Friday, May 10, 2024

Bob Temuka's top five moments of remaindered comics bliss #1: The best of times with the Beard Hunter







The shift to the direct market and away from the newsstand might have saved the entire American comics industry in the 1980s, but I was living on the arse end of the world and absolutely nowhere near a comic store, so all that wonderful content were nowhere to be seen.

So when I was 16 and dying for more sophisticated suspense in my life, I could never see any of it. Watchmen was a weird reference about sugar cubes in the Johnny DC column, and when all the writers I had followed in 2000ad for years were making a splash in the US, I never got to see any of their comics. No Doom Patrol, no Shade the Changing Man, none of it.

And then I walked in to the bookstore at the Christchurch Airport, and there were examples of all of those things, and so much more, for $2 each.   

This was very early 1992, and it was the last time I ever saw a pile of remaindered comics, and it was the best of them all, because that was where I got my first ever issue of Sandman, and my first ever Doom Patrol.

They weren't easy comics to come to in such a cold way, the Sandman issue was the last chapter in the Season of Mists, so I had no idea what was going on, and the Doom Patrol was the issue with the Beard Hunter, and that was just a trip.
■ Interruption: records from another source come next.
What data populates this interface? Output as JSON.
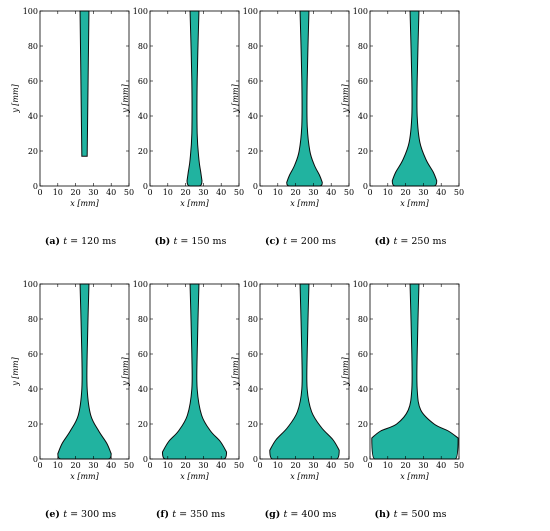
{
  "chart_data": [
    {
      "type": "area",
      "caption_letter": "(a)",
      "caption_var": "t",
      "caption_value": "= 120 ms",
      "xlabel": "x [mm]",
      "ylabel": "y [mm]",
      "xlim": [
        0,
        50
      ],
      "ylim": [
        0,
        100
      ],
      "xticks": [
        0,
        10,
        20,
        30,
        40,
        50
      ],
      "yticks": [
        0,
        20,
        40,
        60,
        80,
        100
      ],
      "profile_y": [
        100,
        17
      ],
      "profile_left_x": [
        22.5,
        23.5
      ],
      "profile_right_x": [
        27.5,
        26.5
      ],
      "bottom_y": 17
    },
    {
      "type": "area",
      "caption_letter": "(b)",
      "caption_var": "t",
      "caption_value": "= 150 ms",
      "xlabel": "x [mm]",
      "ylabel": "y [mm]",
      "xlim": [
        0,
        50
      ],
      "ylim": [
        0,
        100
      ],
      "xticks": [
        0,
        10,
        20,
        30,
        40,
        50
      ],
      "yticks": [
        0,
        20,
        40,
        60,
        80,
        100
      ],
      "profile_y": [
        100,
        60,
        30,
        15,
        8,
        3
      ],
      "profile_left_x": [
        22.5,
        23.5,
        23.5,
        22.5,
        21.5,
        20.8
      ],
      "profile_right_x": [
        27.5,
        26.5,
        26.5,
        27.5,
        28.5,
        29.2
      ],
      "bottom_y": 0
    },
    {
      "type": "area",
      "caption_letter": "(c)",
      "caption_var": "t",
      "caption_value": "= 200 ms",
      "xlabel": "x [mm]",
      "ylabel": "y [mm]",
      "xlim": [
        0,
        50
      ],
      "ylim": [
        0,
        100
      ],
      "xticks": [
        0,
        10,
        20,
        30,
        40,
        50
      ],
      "yticks": [
        0,
        20,
        40,
        60,
        80,
        100
      ],
      "profile_y": [
        100,
        60,
        35,
        20,
        12,
        6,
        2
      ],
      "profile_left_x": [
        22.5,
        23.5,
        23.5,
        22,
        19.5,
        16.5,
        15
      ],
      "profile_right_x": [
        27.5,
        26.5,
        26.5,
        28,
        30.5,
        33.5,
        35
      ],
      "bottom_y": 0
    },
    {
      "type": "area",
      "caption_letter": "(d)",
      "caption_var": "t",
      "caption_value": "= 250 ms",
      "xlabel": "x [mm]",
      "ylabel": "y [mm]",
      "xlim": [
        0,
        50
      ],
      "ylim": [
        0,
        100
      ],
      "xticks": [
        0,
        10,
        20,
        30,
        40,
        50
      ],
      "yticks": [
        0,
        20,
        40,
        60,
        80,
        100
      ],
      "profile_y": [
        100,
        60,
        40,
        25,
        15,
        8,
        3
      ],
      "profile_left_x": [
        22.5,
        23.5,
        23.5,
        22,
        18.5,
        14.5,
        12.5
      ],
      "profile_right_x": [
        27.5,
        26.5,
        26.5,
        28,
        31.5,
        35.5,
        37.5
      ],
      "bottom_y": 0
    },
    {
      "type": "area",
      "caption_letter": "(e)",
      "caption_var": "t",
      "caption_value": "= 300 ms",
      "xlabel": "x [mm]",
      "ylabel": "y [mm]",
      "xlim": [
        0,
        50
      ],
      "ylim": [
        0,
        100
      ],
      "xticks": [
        0,
        10,
        20,
        30,
        40,
        50
      ],
      "yticks": [
        0,
        20,
        40,
        60,
        80,
        100
      ],
      "profile_y": [
        100,
        60,
        40,
        25,
        16,
        9,
        3
      ],
      "profile_left_x": [
        22.5,
        23.5,
        23.5,
        21.5,
        17,
        12.5,
        10
      ],
      "profile_right_x": [
        27.5,
        26.5,
        26.5,
        28.5,
        33,
        37.5,
        40
      ],
      "bottom_y": 0
    },
    {
      "type": "area",
      "caption_letter": "(f)",
      "caption_var": "t",
      "caption_value": "= 350 ms",
      "xlabel": "x [mm]",
      "ylabel": "y [mm]",
      "xlim": [
        0,
        50
      ],
      "ylim": [
        0,
        100
      ],
      "xticks": [
        0,
        10,
        20,
        30,
        40,
        50
      ],
      "yticks": [
        0,
        20,
        40,
        60,
        80,
        100
      ],
      "profile_y": [
        100,
        60,
        40,
        25,
        16,
        10,
        4
      ],
      "profile_left_x": [
        22.5,
        23.5,
        23.5,
        21,
        16,
        10.5,
        7
      ],
      "profile_right_x": [
        27.5,
        26.5,
        26.5,
        29,
        34,
        39.5,
        43
      ],
      "bottom_y": 0
    },
    {
      "type": "area",
      "caption_letter": "(g)",
      "caption_var": "t",
      "caption_value": "= 400 ms",
      "xlabel": "x [mm]",
      "ylabel": "y [mm]",
      "xlim": [
        0,
        50
      ],
      "ylim": [
        0,
        100
      ],
      "xticks": [
        0,
        10,
        20,
        30,
        40,
        50
      ],
      "yticks": [
        0,
        20,
        40,
        60,
        80,
        100
      ],
      "profile_y": [
        100,
        60,
        40,
        27,
        18,
        11,
        5
      ],
      "profile_left_x": [
        22.5,
        23.5,
        23.5,
        21,
        15.5,
        9,
        5.5
      ],
      "profile_right_x": [
        27.5,
        26.5,
        26.5,
        29,
        34.5,
        41,
        44.5
      ],
      "bottom_y": 0
    },
    {
      "type": "area",
      "caption_letter": "(h)",
      "caption_var": "t",
      "caption_value": "= 500 ms",
      "xlabel": "x [mm]",
      "ylabel": "y [mm]",
      "xlim": [
        0,
        50
      ],
      "ylim": [
        0,
        100
      ],
      "xticks": [
        0,
        10,
        20,
        30,
        40,
        50
      ],
      "yticks": [
        0,
        20,
        40,
        60,
        80,
        100
      ],
      "profile_y": [
        100,
        60,
        40,
        28,
        20,
        16,
        12
      ],
      "profile_left_x": [
        22.5,
        23.5,
        23.5,
        21.5,
        15,
        6,
        1
      ],
      "profile_right_x": [
        27.5,
        26.5,
        26.5,
        28.5,
        36,
        44,
        49.5
      ],
      "bottom_y": 0
    }
  ],
  "colors": {
    "fill": "#21b3a0",
    "edge": "#0b0b0b",
    "frame": "#000000"
  }
}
But the craft was there, and they were funny and intersting in a way that usual superheroes really weren't.

And those comics were just a small part of a fascinating pile. There was also a bunch of the Armageddon 2001 annuals, and plenty of Superman comics from the exact period they started putting the little triangle numbers on the cover. I got the second issue of Twilight by Chaykin and Gacia-Lopez, and that was absolutely incomprehensible without the other two parts (it took me years to realise who all the characters actually were and their place in DC history).

This was more than 30 years ago now, and I still literally dream of finding a pile of comics that good again. That haul set me on a new course in the medium, one that I was more than happy to follow. It was the right comics, at the right time, and the greatest moment of remaindered comics bliss I've ever known.